La vita è sacra ma sacro è anche il diritto individuale della scelta autonoma, in questo caso quella di non dare la vita ad un figlio tramite l’aborto.

Un tema che divide e confligge, meritevole di superare le proprie personali convinzioni per confrontarsi con un argomento importante e spesso identificativo nei valori della vita stessa, specialmente per chi ha un forte radicamento alla fede.

Ho certamente le mie opinioni in materia di aborto, non difficili da comprendere come madre di cinque desiderati figli, ma queste non limitano la mia capacità di confrontarmi con quelle donne che, diversamente da me, hanno scelto di affrontare un percorso traumatico come lo è il rinunciare al proprio figlio, per ragioni e situazioni molto diverse che non possono trovare spazio nei confini del pregiudizio o nei doveri di fede, bensì l’umana accoglienza.

Ho avuto modo di assistere professionalmente delle donne prima e dopo aver contemplato la scelta e quindi abortito, senza trovare in loro nessun piacere nell’essersi “tolte un peso” oppure un perverso godere satanico per aver “ucciso” un feto. Ho visto invece tanta sofferenza quanto molta immaturità, su cui occorre riflettere con le intelligenze individuali e collettive e, non, con delle mere convinzioni sic et simpliciter.

L’aborto è un trauma in ogni caso, come tale occorre approcciarvisi senza prevenzioni di sorta nei confronti della donna che rinuncia fisicamente alla maternità, rispetto a coloro che invece vi rinunciano solo emotivamente evitando di restare incinte quando vorrebbero tanto essere madri, ma non credono di riconoscere nella loro situazione le condizioni generali e specifiche per crescere un figlio con tutte le responsabilità del suo significato.

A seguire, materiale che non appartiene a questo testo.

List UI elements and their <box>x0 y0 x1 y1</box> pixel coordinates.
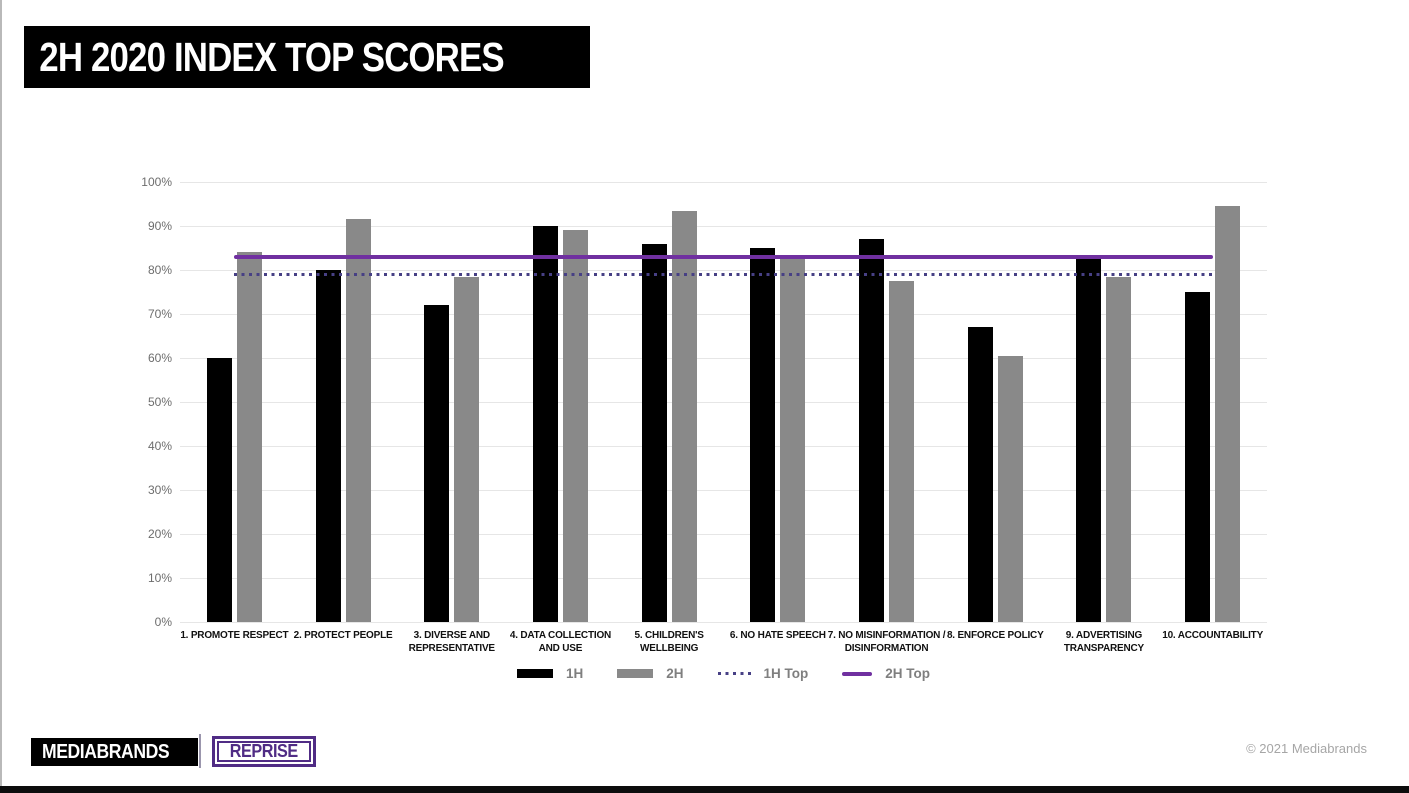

Una donna può convintamente scegliere di non essere madre, come chi desidera esserlo oltre ogni “regola” preconcetta, spesso basata sul mero requisito materiale, come tale degne di ogni confronto basato sul rispetto e su quella necessaria empatia utile a fare una inversione di ruolo, tramite la quale tentare di capire e di capirsi. Restare su fronti contrapposti non serve ad altro che a scavare trincee.

Chi ha vissuto l’aborto, per scelta o per necessità o, in alcuni casi, forzato per imposizioni terze o per rischi patologici, ne porta i segni anche se silenti o camuffati nei tanti meccanismi difensivi che permetteno di rimuovere il ricordo o di dissimulare la sofferenza, perchè come ho detto non ho mai conosciuto delle donne festose una volta uscite dalla “sala non-parto”, nemmeno quelle vittime di violenza sessuali a causa della quale sono rimaste incinte.

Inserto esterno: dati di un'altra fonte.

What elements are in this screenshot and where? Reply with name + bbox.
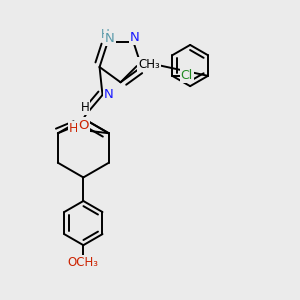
Text: Cl: Cl bbox=[181, 69, 193, 82]
Text: N: N bbox=[105, 32, 115, 45]
Text: N: N bbox=[130, 32, 140, 44]
Text: O: O bbox=[79, 118, 89, 131]
Text: H: H bbox=[80, 101, 89, 114]
Text: HO: HO bbox=[69, 122, 88, 135]
Text: H: H bbox=[101, 28, 110, 40]
Text: OCH₃: OCH₃ bbox=[68, 256, 99, 269]
Text: N: N bbox=[104, 88, 114, 100]
Text: CH₃: CH₃ bbox=[138, 58, 160, 71]
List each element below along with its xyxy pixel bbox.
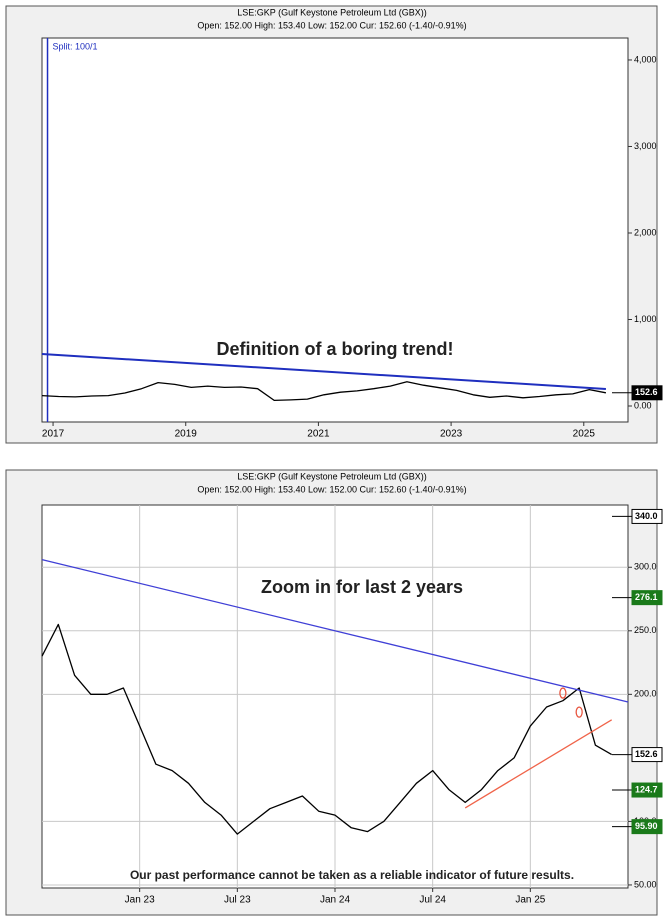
price-label-box [631, 747, 663, 763]
x-tick-label: 2017 [42, 429, 65, 440]
price-label: 152.6 [635, 749, 658, 759]
plot-area [41, 37, 629, 423]
y-tick-label: 4,000 [634, 54, 657, 64]
price-line [41, 381, 607, 402]
price-label-box [631, 590, 663, 606]
price-label-box [631, 508, 663, 524]
x-tick-label: Jul 23 [224, 895, 251, 906]
chart-subtitle: Open: 152.00 High: 153.40 Low: 152.00 Cu… [197, 484, 466, 494]
x-tick-label: Jan 25 [515, 895, 545, 906]
y-tick-label: 2,000 [634, 227, 657, 237]
signal-marker [575, 706, 583, 718]
y-tick-label: 300.0 [634, 562, 657, 572]
trend-line [41, 353, 606, 390]
y-tick-label: 1,000 [634, 314, 657, 324]
x-tick-label: 2021 [307, 429, 330, 440]
annotation: Zoom in for last 2 years [261, 577, 463, 597]
signal-marker [559, 687, 567, 699]
y-tick-label: 3,000 [634, 141, 657, 151]
y-tick-label: 0.00 [634, 400, 652, 410]
annotation: Definition of a boring trend! [217, 339, 454, 359]
chart-subtitle: Open: 152.00 High: 153.40 Low: 152.00 Cu… [197, 20, 466, 30]
y-tick-label: 250.0 [634, 625, 657, 635]
x-tick-label: 2025 [573, 429, 596, 440]
trend-line [464, 719, 613, 809]
x-tick-label: 2023 [440, 429, 463, 440]
price-label: 152.6 [635, 387, 658, 397]
price-label: 124.7 [635, 784, 658, 794]
price-label-box [631, 782, 663, 798]
price-label-box [631, 819, 663, 835]
trend-line [41, 558, 629, 703]
annotation: Our past performance cannot be taken as … [130, 868, 574, 882]
x-tick-label: Jan 24 [320, 895, 350, 906]
split-label: Split: 100/1 [53, 41, 98, 51]
price-label: 276.1 [635, 592, 658, 602]
chart-title: LSE:GKP (Gulf Keystone Petroleum Ltd (GB… [237, 7, 426, 17]
x-tick-label: Jul 24 [419, 895, 446, 906]
x-tick-label: Jan 23 [125, 895, 155, 906]
chart-title: LSE:GKP (Gulf Keystone Petroleum Ltd (GB… [237, 471, 426, 481]
y-tick-label: 200.0 [634, 689, 657, 699]
price-label: 95.90 [635, 821, 658, 831]
price-line [41, 623, 613, 835]
y-tick-label: 50.00 [634, 879, 657, 889]
x-tick-label: 2019 [175, 429, 198, 440]
price-label: 340.0 [635, 511, 658, 521]
price-label-box [631, 385, 663, 401]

L’aborto in ogni sua forma non merita alcun valore giudicante ma solo la capacità di accoglierne il dolore, perchè rinunciare ad un figlio, non dare la vita ad un bambino interrompendone la gestazione, rappresenta un confronto sociale oltre che un vissuto personale di sofferenza, su cui discutere con gli strumenti della realtà e, non, con mere bandiere di parte.

Una donna ha il diritto di scegliere, se autonoma nel farlo, qualunque sia il nostro pensiero e, come madre di cinque figli, sarò sempre accanto a lei anche se deciderà di raggiungere quella sala non-parto, perchè l’isolamento e la solitudine in un momento del genere rappresenta il peggior aborto dei rapporti umani di cui tutti noi saremmo colpevoli. Allo stesso modo offrendo ogni richiesto confronto per capire la convizione reale di un simile percorso.

Ci sono scelte nella vita che non possono essere comprese con il solo raziocinio ed il buon senso, per questo occorre il coraggio delle emozioni di andare anche oltre il proprio pensiero, la propria fede ed incontrare colei che, per mille suoi motivi che non necessariamente deve far sapere, ha scelto di ricorrere all’aborto.